10 Eylül 2010 Cuma

Şevval Orucunun Önemi



Şevvâl ayında tutulacak oruçlara dâir
Bilindiği üzere Allahü teâlâ, kullarına çok acıdığı için, bazı gecelere, günlere ve aylara husûsî kıymet vermiş, bu zamanlardaki duâ ve tövbeleri kabul edeceğini bildirmiştir. Kullarının çok ibâdet yapmaları, duâ ve tövbe etmeleri için bu gece, gün ve ayları sebep kılmıştır. Meselâ Cuma, Bayram ve Kandil günleri ve geceleri, Müslümânların mübârek gün ve gecelerindendir. Şüphesiz ki, bu mübârek gün ve gecelere kıymet veren Allahü teâlâdır. Şüphesiz ki, herhangi bir nâfile ibâdetin sevâbına kavuşabilmek için îmânda ve farzlarda kusûr olmaması, harâmlardan kaçıp günâhlara tövbe etmek ve o işi ibâdet olarak yapmaya niyet etmek şarttır. Oruç tutmanın sevâbı çoktur Bu mukaddimeden sonra belirtelim ki, oruç kazâsı olmayanın, nâfile oruç tutması çok sevâptır. Aslında her zaman oruç tutmak sevâptır; fakat Şevvâl ayında tutulan orucun daha çok sevâbı vardır. Şimdi şevvâl orucundan bahsetmeden önce, genel olarak “oruç”la ilgili birkaç kelime söyleyelim: Sevgili Peygamberimiz, orucu anlatırken, “Oruç, Cehennem ateşinden koruyan bir kalkandır” (Buhârî), “Gizleyerek, bir gün nâfile oruç tutana, Allahü teâlâ, Cennetini ihsân eder” (Hatîb) buyurmuşlardır. Hattâ “Bir gün nâfile oruç tutan kimsenin kavuşacağı sevâba, yeryüzü dolusu altın veren kimsenin bile kavuşamayacağını” (İbn-i Neccâr) belirtmişlerdir. Her ay 3 gün oruç tutmak çok iyidir. Çünkü hadîs-i şerîflerde buyurulmuştur ki: “Her [kamerî] ayda, üç gün oruç tutmak, bütün yılı oruçlu geçirmek gibi sevâptır.” [Buhârî] “Her ay 3 gün oruç tutan, yılın tamamında oruç tutmuş gibi olur.” [Müslim] Bu oruçları, “Eyyâm-ı bîd” denilen kamerî ayların 13, 14 ve 15. günleri tutmak iyi olur. Çünkü hadîs-i şerîflerde buyuruldu ki: “Ayda 3 gün oruç tutan, ayın 13, 14 ve 15. günlerinde tutsun.” [Nesâî] “Her ay, eyyâm-ı bîd’da oruç tutan kimse, yılın tamâmında oruç tutmuş gibi sevâba kavuşur.” [Nesâî] Yine bu oruçları, Pazartesi ve Perşembe günleri tutmak çok iyi olur. Çünkü hadîs-i şerîflerde buyuruldu ki: “Cennetin kapıları, Pazartesi ve Perşembe günleri açılır.” [Müslim] “Ameller, Pazartesi ve Perşembe günleri, (Allahü teâlâya) arz olunur. Ben de amelimin oruçlu iken arz olunmasını isterim.” [Tirmizî] Şevvâl orucunun fazîleti Ramazân ayında oruç tuttuktan sonra, Şevvâl ayında da 6 gün oruç tutanlar, senenin tamâmını oruç tutmuş gibi olurlar.

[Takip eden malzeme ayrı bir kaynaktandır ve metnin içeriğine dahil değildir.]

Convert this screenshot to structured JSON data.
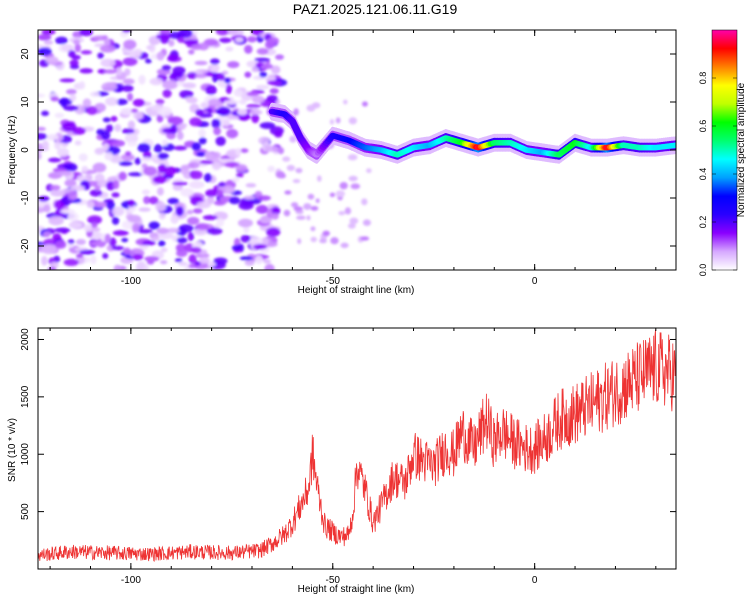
{
  "title": "PAZ1.2025.121.06.11.G19",
  "chart_data": [
    {
      "type": "heatmap",
      "title": "PAZ1.2025.121.06.11.G19",
      "xlabel": "Height of straight line (km)",
      "ylabel": "Frequency (Hz)",
      "xlim": [
        -123,
        35
      ],
      "ylim": [
        -25,
        25
      ],
      "x_ticks": [
        -100,
        -50,
        0
      ],
      "y_ticks": [
        -20,
        -10,
        0,
        10,
        20
      ],
      "noise_region_x": [
        -123,
        -63
      ],
      "ridge": {
        "x": [
          -65,
          -62,
          -60,
          -58,
          -56,
          -54,
          -50,
          -46,
          -42,
          -38,
          -34,
          -30,
          -26,
          -22,
          -18,
          -14,
          -10,
          -6,
          -2,
          2,
          6,
          10,
          14,
          18,
          22,
          26,
          30,
          35
        ],
        "frequency": [
          8,
          7.5,
          6,
          2.5,
          0,
          -1,
          3,
          2,
          0.5,
          0,
          -1,
          0.5,
          1,
          2.5,
          1.5,
          0.5,
          1.5,
          1.5,
          0,
          -0.5,
          -1,
          1.5,
          0.5,
          0.5,
          1,
          0.5,
          0.5,
          1
        ],
        "amplitude": [
          0.2,
          0.25,
          0.2,
          0.2,
          0.15,
          0.1,
          0.25,
          0.3,
          0.35,
          0.4,
          0.5,
          0.45,
          0.4,
          0.5,
          0.6,
          0.95,
          0.55,
          0.5,
          0.45,
          0.4,
          0.55,
          0.6,
          0.45,
          0.95,
          0.5,
          0.5,
          0.45,
          0.45
        ]
      },
      "colorbar": {
        "label": "Normalized spectral amplitude",
        "range": [
          0,
          1
        ],
        "ticks": [
          0.0,
          0.2,
          0.4,
          0.6,
          0.8
        ],
        "colors": [
          "#ffffff",
          "#d6a8ff",
          "#8a00ff",
          "#2a00ff",
          "#0000ff",
          "#00a0ff",
          "#00ffff",
          "#00ff70",
          "#00ff00",
          "#c0ff00",
          "#ffff00",
          "#ff8000",
          "#ff0000",
          "#ff00aa"
        ]
      }
    },
    {
      "type": "line",
      "xlabel": "Height of straight line (km)",
      "ylabel": "SNR (10 * v/v)",
      "xlim": [
        -123,
        35
      ],
      "ylim": [
        0,
        2100
      ],
      "x_ticks": [
        -100,
        -50,
        0
      ],
      "y_ticks": [
        500,
        1000,
        1500,
        2000
      ],
      "color": "#ee3333",
      "x": [
        -123,
        -115,
        -105,
        -95,
        -85,
        -75,
        -68,
        -65,
        -62,
        -60,
        -58,
        -56,
        -55,
        -54,
        -53,
        -52,
        -50,
        -48,
        -46,
        -45,
        -44,
        -42,
        -40,
        -38,
        -35,
        -32,
        -30,
        -28,
        -25,
        -22,
        -20,
        -18,
        -15,
        -12,
        -10,
        -8,
        -5,
        -2,
        0,
        3,
        6,
        10,
        15,
        20,
        25,
        30,
        35
      ],
      "y": [
        120,
        150,
        140,
        130,
        150,
        140,
        160,
        220,
        300,
        400,
        550,
        700,
        1000,
        750,
        550,
        380,
        320,
        280,
        300,
        500,
        900,
        700,
        400,
        550,
        800,
        750,
        1000,
        950,
        900,
        1050,
        1000,
        1200,
        1050,
        1300,
        1100,
        1200,
        1100,
        1050,
        1050,
        1150,
        1300,
        1350,
        1450,
        1550,
        1650,
        1750,
        1700
      ]
    }
  ]
}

Çünkü hadîs-i şerîflerde buyuruldu ki:
“Ramazan orucunu tutup, Şevvâl ayında da altı gün oruç tutan, bir yıl oruç tutmuş gibi olur.” “Ramazân orucu ile Şevvâlde de altın gün oruç tutan, bir yıl oruç tutmuş sayılır.” [İbn-i Mâce] “Ramazandan sonra, Şevvâl ayında da 6 gün oruç tutan, anasından doğduğu günkü gibi günâhsız olur.” [Taberânî] “Ramazân ayı orucu on aya, Ramazândan sonra tutulan 6 gün oruç da iki aya mukâbil olur ki, böylece bir yıl oruç tutma sevâbına kavuşulur.” [İbn-i Huzeyme] Kur’ân-ı kerîmde, “Bir hasene işleyene, en az 10 sevâb verilir” buyurulmaktadır. Bunun için, Ramazân-ı şerîfte tutulan 30 gün oruca karşılık 300, Şevvâl ayında tutulan 6 gün oruca karşılık da, 60 gün sevâb yazılacağından, toplam 360 gün oruç tutulmuş gibi olur. Hicrî sene de 354 gün olduğundan, böylece bütün sene oruçlu geçirilmiş sayılır. Şevvâl orucu ne zaman tutulur? Bazı âlimler, bu 6 gün orucun, bayramdan sonra, vakit geçirmeden, hemen tutulmasının iyi olacağını bildirmişlerdir. Ama bu oruçları aralıklı tutmak da câizdir. Fıkıh kitaplarında, 30 gün içinde altı gün oruç tutulur diye yazılıdır. Pazartesi ve Perşembe günleri oruç tutmak sünnet olduğundan, Şevvâl ayında oruç tutmak isteyenlerin, bu günlerde tutmaları münâsip olur. Oruç kazâsı olanların da bu günlerde tutmaları iyi olur. Ramazan orucunun eksikliklerini tamâmlar. Ali el-Havvâs hazretleri buyurdu ki: “Şevvâl ayında tutulan bu altı günlük oruca da, Ramazân-ı şerîfteki saygıyı göstermelidir. Çünkü, Şevvâl ayında tutulan oruçlar, Ramazân ayındaki oruçların eksikliklerini tamir durumundadır.” Şevvâl ayında olsun, diğer mübârek gün ve aylarda olsun tutulan oruçlar hep nâfiledir. Yani farz oruç gibi değildir. Sevâbı ne kadar çok olursa olsun, nâfile oruçların hiçbiri, farz ile kıyâslanamaz. Farz borcu olanın nâfilelerine sevâb verilmeyeceği bildirilmiştir.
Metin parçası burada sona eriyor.